Re: [zfs-discuss] Direct I/O ability with zfs?

2007-10-03 Thread Rayson Ho
On 10/3/07, Roch - PAE [EMAIL PROTECTED] wrote:
 We do not retain 2 copies of the same data.

 If the DB cache is made large enough to consume most of memory,
 the ZFS copy will quickly be evicted to stage other I/Os on
 their way to the DB cache.

 What problem does that pose ?

Hi Roch,

1) The memory copy operations are expensive... I think the following
is a good intro to this problem:

Copying data in memory can be a serious bottleneck in DBMS software
today. This fact is often a surprise to database students, who assume
that main-memory operations are free compared to disk I/O. But in
practice, a welltuned database installation is typically not
I/O-bound.  (section 3.2)

http://mitpress.mit.edu/books/chapters/0262693143chapm2.pdf

(Ch 2: Anatomy of a Database System, Readings in Database Systems, 4th Ed)


2) If you look at the TPC-C disclosure reports, you will see vendors
using thousands of disks for the top 10 systems. With that many disks
working in parallel, the I/O latencies are not as big as of a problem
as systems with fewer disks.


3) Also interesting is Concurrent I/O, which was introduced in AIX 5.2:

Improving Database Performance With AIX Concurrent I/O
http://www-03.ibm.com/systems/p/os/aix/whitepapers/db_perf_aix.html

Improve database performance on file system containers in IBM DB2 UDB
V8.2 using Concurrent I/O on AIX
http://www-128.ibm.com/developerworks/db2/library/techarticle/dm-0408lee/

Rayson




 -r

  
   Thanks,
   - Ryan
   --
   UNIX Administrator
   http://prefetch.net
   ___
   zfs-discuss mailing list
   zfs-discuss@opensolaris.org
   http://mail.opensolaris.org/mailman/listinfo/zfs-discuss

 ___
 zfs-discuss mailing list
 zfs-discuss@opensolaris.org
 http://mail.opensolaris.org/mailman/listinfo/zfs-discuss

___
zfs-discuss mailing list
zfs-discuss@opensolaris.org
http://mail.opensolaris.org/mailman/listinfo/zfs-discuss


Re: [zfs-discuss] Direct I/O ability with zfs?

2007-10-03 Thread Dale Ghent
On Oct 3, 2007, at 10:31 AM, Roch - PAE wrote:

 If the DB cache is made large enough to consume most of memory,
 the ZFS copy will quickly be evicted to stage other I/Os on
 their way to the DB cache.

 What problem does that pose ?

Personally, I'm still not completely sold on the performance  
(performance as in ability, not speed) of ARC eviction. Often times,  
especially during a resilver, a server with ~2GB of RAM free under  
normal circumstances will dive down to the minfree floor, causing  
processes to be swapped out. We've had to take to manually  
constraining ARC max size so this situation is avoided. This is on  
s10u2/3. I haven't tried anything heavy duty with Nevada simply  
because I don't put Nevada in production situations.

Anyhow, in the case of DBs, ARC indeed becomes a vestigial organ. I'm  
surprised that this is being met with skepticism considering that  
Oracle highly recommends direct IO be used,  and, IIRC, Oracle  
performance was the main motivation to adding DIO to UFS back in  
Solaris 2.6. This isn't a problem with ZFS or any specific fs per se,  
it's the buffer caching they all employ.
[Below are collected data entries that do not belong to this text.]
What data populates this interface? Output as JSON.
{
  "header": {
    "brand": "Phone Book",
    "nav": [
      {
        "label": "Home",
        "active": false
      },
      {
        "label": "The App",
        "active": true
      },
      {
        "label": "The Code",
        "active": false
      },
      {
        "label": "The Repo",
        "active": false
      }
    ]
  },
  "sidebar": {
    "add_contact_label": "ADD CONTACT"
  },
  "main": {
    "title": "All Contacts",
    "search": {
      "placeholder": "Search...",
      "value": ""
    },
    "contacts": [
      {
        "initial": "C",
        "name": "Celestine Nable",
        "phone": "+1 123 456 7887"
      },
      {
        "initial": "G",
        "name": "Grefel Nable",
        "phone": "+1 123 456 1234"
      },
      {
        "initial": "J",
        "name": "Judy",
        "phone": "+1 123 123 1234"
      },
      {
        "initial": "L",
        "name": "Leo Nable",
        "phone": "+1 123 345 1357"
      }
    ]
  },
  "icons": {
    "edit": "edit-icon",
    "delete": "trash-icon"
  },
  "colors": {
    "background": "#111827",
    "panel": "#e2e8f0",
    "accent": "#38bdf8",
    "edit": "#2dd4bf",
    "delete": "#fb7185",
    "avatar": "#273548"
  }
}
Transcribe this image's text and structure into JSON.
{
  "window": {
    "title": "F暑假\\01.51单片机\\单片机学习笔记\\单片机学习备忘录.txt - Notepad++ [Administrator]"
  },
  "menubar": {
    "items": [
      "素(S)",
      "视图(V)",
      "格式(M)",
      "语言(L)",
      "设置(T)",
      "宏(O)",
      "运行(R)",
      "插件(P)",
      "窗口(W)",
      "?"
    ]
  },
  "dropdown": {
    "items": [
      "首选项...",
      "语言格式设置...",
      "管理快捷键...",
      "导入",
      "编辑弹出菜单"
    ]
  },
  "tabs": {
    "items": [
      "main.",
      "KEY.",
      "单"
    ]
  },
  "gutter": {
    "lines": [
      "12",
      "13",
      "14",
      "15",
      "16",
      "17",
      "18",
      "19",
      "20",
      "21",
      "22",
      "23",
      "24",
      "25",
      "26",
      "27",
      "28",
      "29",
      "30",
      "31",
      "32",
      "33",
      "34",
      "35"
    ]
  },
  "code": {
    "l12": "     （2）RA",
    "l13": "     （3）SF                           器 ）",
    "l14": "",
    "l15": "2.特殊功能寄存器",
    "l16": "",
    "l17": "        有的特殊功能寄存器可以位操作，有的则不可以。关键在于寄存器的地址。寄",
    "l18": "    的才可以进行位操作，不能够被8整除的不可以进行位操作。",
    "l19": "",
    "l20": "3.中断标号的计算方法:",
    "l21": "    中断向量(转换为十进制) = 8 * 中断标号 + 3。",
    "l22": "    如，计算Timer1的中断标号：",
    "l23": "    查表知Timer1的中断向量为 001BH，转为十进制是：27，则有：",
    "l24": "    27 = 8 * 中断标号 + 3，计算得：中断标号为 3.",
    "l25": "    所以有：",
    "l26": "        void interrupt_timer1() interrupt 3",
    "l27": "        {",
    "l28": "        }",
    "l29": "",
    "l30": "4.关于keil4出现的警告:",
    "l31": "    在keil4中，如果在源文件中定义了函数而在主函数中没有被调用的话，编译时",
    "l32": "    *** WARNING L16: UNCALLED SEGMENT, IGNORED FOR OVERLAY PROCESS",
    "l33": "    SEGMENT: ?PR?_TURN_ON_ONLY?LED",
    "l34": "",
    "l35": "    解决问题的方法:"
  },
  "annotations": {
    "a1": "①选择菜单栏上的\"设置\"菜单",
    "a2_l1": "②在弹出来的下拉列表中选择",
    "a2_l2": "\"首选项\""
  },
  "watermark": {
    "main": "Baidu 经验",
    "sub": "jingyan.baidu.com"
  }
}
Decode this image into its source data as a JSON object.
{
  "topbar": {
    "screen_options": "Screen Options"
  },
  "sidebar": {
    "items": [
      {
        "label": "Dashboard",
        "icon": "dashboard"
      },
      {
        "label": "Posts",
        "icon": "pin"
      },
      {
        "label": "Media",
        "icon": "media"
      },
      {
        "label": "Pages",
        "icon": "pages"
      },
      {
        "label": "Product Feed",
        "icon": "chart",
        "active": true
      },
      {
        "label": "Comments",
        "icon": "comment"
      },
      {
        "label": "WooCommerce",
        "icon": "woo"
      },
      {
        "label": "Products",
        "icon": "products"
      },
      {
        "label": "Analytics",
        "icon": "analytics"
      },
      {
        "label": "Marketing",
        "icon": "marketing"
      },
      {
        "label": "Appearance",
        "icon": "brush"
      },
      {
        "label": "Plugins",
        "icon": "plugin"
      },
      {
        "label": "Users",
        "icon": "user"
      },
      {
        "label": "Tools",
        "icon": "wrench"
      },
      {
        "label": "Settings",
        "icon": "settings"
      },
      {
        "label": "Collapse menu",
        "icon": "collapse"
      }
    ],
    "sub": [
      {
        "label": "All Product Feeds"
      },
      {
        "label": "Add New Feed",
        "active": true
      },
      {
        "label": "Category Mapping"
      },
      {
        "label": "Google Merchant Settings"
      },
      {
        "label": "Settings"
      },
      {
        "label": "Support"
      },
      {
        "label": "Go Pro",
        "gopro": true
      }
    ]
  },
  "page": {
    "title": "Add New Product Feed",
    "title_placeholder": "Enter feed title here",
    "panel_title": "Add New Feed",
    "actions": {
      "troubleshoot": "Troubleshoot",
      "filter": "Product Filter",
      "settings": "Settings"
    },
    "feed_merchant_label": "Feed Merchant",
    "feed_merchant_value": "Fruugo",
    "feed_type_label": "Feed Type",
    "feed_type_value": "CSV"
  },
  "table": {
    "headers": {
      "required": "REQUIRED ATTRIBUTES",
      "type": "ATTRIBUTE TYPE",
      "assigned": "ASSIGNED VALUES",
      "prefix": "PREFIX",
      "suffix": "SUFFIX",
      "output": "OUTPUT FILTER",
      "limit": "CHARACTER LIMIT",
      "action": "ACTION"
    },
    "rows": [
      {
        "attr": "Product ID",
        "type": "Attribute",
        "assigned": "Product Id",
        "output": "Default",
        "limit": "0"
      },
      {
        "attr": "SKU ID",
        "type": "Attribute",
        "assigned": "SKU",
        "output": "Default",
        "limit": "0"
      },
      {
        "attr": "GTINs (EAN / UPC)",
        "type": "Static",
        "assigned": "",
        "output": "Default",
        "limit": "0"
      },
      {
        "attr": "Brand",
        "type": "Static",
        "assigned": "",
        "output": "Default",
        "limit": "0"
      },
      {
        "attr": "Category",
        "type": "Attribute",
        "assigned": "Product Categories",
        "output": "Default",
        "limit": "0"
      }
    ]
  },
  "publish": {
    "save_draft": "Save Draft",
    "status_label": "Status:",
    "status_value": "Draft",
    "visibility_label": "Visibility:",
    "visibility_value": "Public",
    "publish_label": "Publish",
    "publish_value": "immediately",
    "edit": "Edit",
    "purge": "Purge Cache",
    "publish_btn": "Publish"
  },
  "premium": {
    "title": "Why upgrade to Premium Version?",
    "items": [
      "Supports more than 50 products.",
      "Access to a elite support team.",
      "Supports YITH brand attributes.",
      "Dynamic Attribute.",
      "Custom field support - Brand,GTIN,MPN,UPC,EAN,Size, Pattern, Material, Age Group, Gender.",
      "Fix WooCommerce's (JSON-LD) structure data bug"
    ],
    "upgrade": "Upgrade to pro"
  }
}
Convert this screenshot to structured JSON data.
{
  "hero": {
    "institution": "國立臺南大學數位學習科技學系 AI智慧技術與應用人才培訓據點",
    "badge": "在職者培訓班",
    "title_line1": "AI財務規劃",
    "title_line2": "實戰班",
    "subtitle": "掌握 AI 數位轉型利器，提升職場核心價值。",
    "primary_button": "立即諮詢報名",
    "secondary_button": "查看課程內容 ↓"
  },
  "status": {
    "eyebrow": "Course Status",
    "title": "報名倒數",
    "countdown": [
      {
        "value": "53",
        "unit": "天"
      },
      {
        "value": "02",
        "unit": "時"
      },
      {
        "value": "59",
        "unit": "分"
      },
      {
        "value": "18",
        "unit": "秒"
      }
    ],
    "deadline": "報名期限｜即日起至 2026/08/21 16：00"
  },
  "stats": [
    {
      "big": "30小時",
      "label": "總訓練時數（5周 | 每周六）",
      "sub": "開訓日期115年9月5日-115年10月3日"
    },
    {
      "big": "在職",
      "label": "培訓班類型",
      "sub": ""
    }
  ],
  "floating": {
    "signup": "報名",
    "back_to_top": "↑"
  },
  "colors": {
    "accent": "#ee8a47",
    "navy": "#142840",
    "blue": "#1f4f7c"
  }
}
So I'm a big fan of seeing  
6429855 come to fruition.

/dale
___
zfs-discuss mailing list
zfs-discuss@opensolaris.org
http://mail.opensolaris.org/mailman/listinfo/zfs-discuss


Re: [zfs-discuss] Direct I/O ability with zfs?

2007-10-03 Thread Jim Mauro

Hey Roch -
 We do not retain 2 copies of the same data.

 If the DB cache is made large enough to consume most of memory,
 the ZFS copy will quickly be evicted to stage other I/Os on
 their way to the DB cache.

 What problem does that pose ?

Can't answer that question empirically, because we can't measure this, but
I imagine there's some overhead to ZFS cache management in evicting and
replacing blocks, and that overhead could be eliminated if ZFS could be
told not to cache the blocks at all.

Now, obviously, whether this overhead would be in the noise level, or
something that actually hurts sustainable performance will depend on
several things, but I can envision scenerios where it's overhead I'd
rather avoid if I could.

Thanks,
/jim

___
zfs-discuss mailing list
zfs-discuss@opensolaris.org
http://mail.opensolaris.org/mailman/listinfo/zfs-discuss


Re: [zfs-discuss] Direct I/O ability with zfs?

2007-10-03 Thread Richard Elling
Rayson Ho wrote:
 On 10/3/07, Roch - PAE [EMAIL PROTECTED] wrote:
 We do not retain 2 copies of the same data.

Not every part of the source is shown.